In its determination, the BMA admitted it did, at a later stage, have to publicly revise some of the data in its briefing paper Smoking in Vehicles. But it said Dr O’Reilly’s use of the term manipulation was ‘detrimental to the honour and interest of the BMA’.
The panel also said it found ‘unacceptable’ a comparison made by Dr O’Reilly between ‘the statement of Dr Vivienne Nathanson and the dossier that allegedly led to the Iraq War’.
The panel said in identifying himself as a member of BMA Wales Council he should have ‘conducted himself in accordance with the duties expected of a member’.
Dr O’Reilly, who did not attend the hearing, told Pulse he did not put himself forward in the media as a representative of the BMA and he believed that the public were being misled on the dangers of smoking in cars.
‘I would not have gone on the radio over something trivial,’ he said.
‘But no one listening to the show would have thought for a second I was representing the BMA.’

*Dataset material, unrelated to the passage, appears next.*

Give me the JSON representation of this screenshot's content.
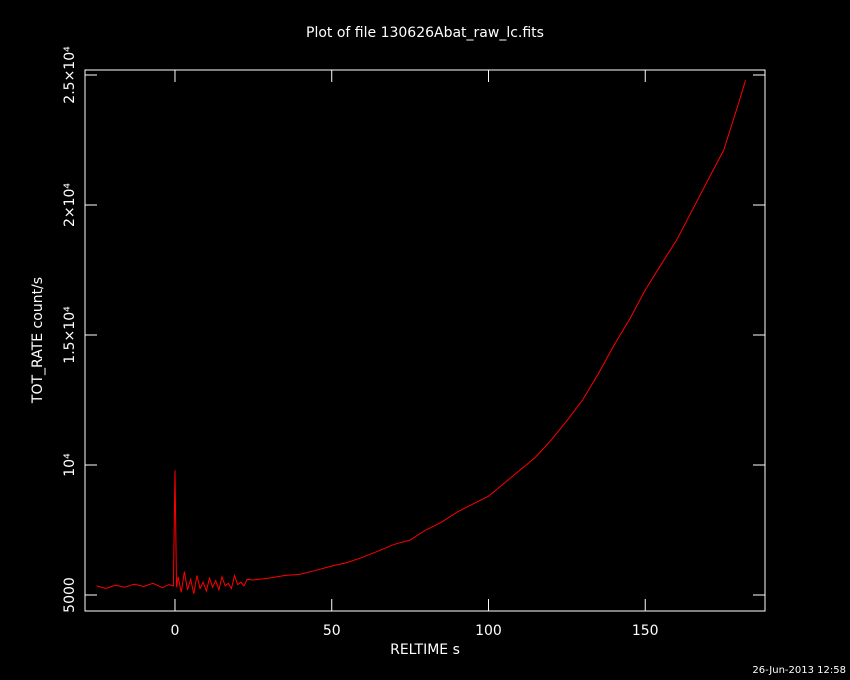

He did declare himself as a member of BMA Wales Council in order to be upfront, he said.
‘BMA members should be able to debate differences in opinion without being threatened or harangued for doing so,’ he added. ‘There is a massive issue here about free speech.’
A BMA spokesperson refused to discuss the case, but said: ‘The BMA has a procedure for dealing with alleged misconduct by members.
‘If, following a hearing, misconduct is proven, the panel has a wide range of powers including suspension from membership and/or offices held by a member.’